Entonces, ¿qué mismo fue o es Ruptura? Es que a pesar de que se autodenominan “de izquierda moderna y contemporánea”, su discurso carece de cualquier postulado teórico propio de alguna izquierda, quizá adopta a conveniencia ciertos tintes de socialdemocracia europea, a lo mucho. Poco se escucha sobre redistribución, organización popular y justicia social; el discurso de ruptura se queda entre “la culpa es de Correa” y el cuidado de no cruzar esa delgada línea puesta por los medios de comunicación, esa que distingue a los “idealistas” de los “resentidos sociales”.
Ruptura se ha convertido en aquella persona apolítica que seguramente todos conocemos, esa que “no es de izquierda ni de derecha”, aquel sujeto que resiente la ideología, ignorando que bajo la hegemonía que ejerce el poder económico, su rencor antipopulista lo vuelve solo una pieza más del andamiaje dominante.
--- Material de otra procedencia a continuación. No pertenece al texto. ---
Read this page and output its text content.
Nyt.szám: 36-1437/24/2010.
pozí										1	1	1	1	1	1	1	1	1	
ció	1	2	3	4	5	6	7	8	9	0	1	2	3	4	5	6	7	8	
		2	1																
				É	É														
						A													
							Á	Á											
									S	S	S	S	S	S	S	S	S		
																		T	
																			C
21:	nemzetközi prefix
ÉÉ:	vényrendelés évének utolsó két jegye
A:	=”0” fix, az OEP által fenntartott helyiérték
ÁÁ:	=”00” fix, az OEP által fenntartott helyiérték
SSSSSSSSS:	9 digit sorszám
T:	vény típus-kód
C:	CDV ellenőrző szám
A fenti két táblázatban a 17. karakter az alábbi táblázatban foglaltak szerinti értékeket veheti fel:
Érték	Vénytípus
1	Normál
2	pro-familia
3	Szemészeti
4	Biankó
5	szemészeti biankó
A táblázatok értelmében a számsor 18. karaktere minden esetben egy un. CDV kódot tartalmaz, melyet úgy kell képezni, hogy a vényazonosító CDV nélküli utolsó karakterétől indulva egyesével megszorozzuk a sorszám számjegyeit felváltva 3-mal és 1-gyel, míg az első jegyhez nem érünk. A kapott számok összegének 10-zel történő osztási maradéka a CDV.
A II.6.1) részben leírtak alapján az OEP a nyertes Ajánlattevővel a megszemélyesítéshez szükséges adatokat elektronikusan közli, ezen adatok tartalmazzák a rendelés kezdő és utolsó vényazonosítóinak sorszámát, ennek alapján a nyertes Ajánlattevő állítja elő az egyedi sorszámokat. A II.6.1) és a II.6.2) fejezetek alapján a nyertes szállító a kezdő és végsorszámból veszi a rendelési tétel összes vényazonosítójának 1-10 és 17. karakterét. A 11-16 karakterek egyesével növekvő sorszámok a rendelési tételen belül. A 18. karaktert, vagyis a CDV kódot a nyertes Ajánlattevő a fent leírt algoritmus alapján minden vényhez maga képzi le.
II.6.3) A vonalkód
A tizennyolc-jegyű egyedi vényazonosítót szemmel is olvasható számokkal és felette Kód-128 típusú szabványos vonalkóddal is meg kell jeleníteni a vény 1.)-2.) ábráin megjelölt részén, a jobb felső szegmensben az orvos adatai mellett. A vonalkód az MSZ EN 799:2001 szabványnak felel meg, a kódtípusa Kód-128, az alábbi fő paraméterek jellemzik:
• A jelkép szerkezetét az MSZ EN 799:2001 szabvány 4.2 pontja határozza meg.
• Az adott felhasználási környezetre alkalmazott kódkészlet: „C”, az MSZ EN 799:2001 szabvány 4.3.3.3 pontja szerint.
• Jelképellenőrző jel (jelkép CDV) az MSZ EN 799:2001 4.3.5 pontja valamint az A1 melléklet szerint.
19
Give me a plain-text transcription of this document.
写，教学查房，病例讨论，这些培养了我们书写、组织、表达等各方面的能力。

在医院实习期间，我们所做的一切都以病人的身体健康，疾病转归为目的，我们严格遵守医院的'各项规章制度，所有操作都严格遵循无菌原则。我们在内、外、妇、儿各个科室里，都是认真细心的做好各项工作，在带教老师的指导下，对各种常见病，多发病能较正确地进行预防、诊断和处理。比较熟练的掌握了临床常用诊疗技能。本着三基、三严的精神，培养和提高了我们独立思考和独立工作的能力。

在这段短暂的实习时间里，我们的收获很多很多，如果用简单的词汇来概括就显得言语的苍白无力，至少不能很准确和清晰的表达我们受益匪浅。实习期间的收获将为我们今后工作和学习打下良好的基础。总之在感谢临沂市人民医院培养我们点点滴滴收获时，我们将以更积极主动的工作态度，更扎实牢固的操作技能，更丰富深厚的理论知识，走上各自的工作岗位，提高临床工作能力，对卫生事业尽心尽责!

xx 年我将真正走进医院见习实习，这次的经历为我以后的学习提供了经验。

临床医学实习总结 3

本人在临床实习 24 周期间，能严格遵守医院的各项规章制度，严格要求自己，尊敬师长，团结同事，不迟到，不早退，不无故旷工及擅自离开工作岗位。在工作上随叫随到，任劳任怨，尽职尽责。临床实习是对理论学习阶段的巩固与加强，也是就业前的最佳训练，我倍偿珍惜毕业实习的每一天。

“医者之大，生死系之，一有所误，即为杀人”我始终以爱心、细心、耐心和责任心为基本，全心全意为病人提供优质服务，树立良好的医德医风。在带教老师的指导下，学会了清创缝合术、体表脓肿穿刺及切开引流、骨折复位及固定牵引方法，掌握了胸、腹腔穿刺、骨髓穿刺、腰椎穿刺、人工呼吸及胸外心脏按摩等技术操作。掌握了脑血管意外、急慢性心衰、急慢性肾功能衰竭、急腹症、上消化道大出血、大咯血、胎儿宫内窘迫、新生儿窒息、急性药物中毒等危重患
Que se hace el ciego e ignora que cuando el aparataje estatal está tomado por el poder económico, la ley se convierte simplemente en el lenguaje en el que habla el capital. Es esa persona que se considera consumidor antes que ciudadano, que no siente necesidad de cuestionar los fines de la política mientras pueda consumir con la mayor libertad posible, esa que cree que sus intereses personales priman sobre el bien común, esa que los rupturas solían criticar.
Estoy seguro de que si hoy en día un grupo de jóvenes idealistas hacen una exposición fotográfica llamada “¿Quién jodió al país?”, veríamos las fotos de María Paula Romo entrando a la Asamblea con Otto Sonnenholzner, las fotos de Juan Sebastián Roldán y Lenín Moreno en los toros junto a Abelardo Pachano y Fidel Egas. Eso sí, a estos hipotéticos rupturas millennials les tocaría eliminar de su álbum institucional las fotos puestas por sus fundadores, esas que responsabilizan de la joda del país a Jaime Nebot y León Febres Cordero, porque al parecer el socialcristianismo no jodió a nadie. Claro que por prudencia también deberían darse a la tarea de sacar las fotos de Arturo Jarrín y la familia Restrepo, quién sabe si la verdad histórica puede llegar a ofender y a fragmentar su flamante bloque de gobierno.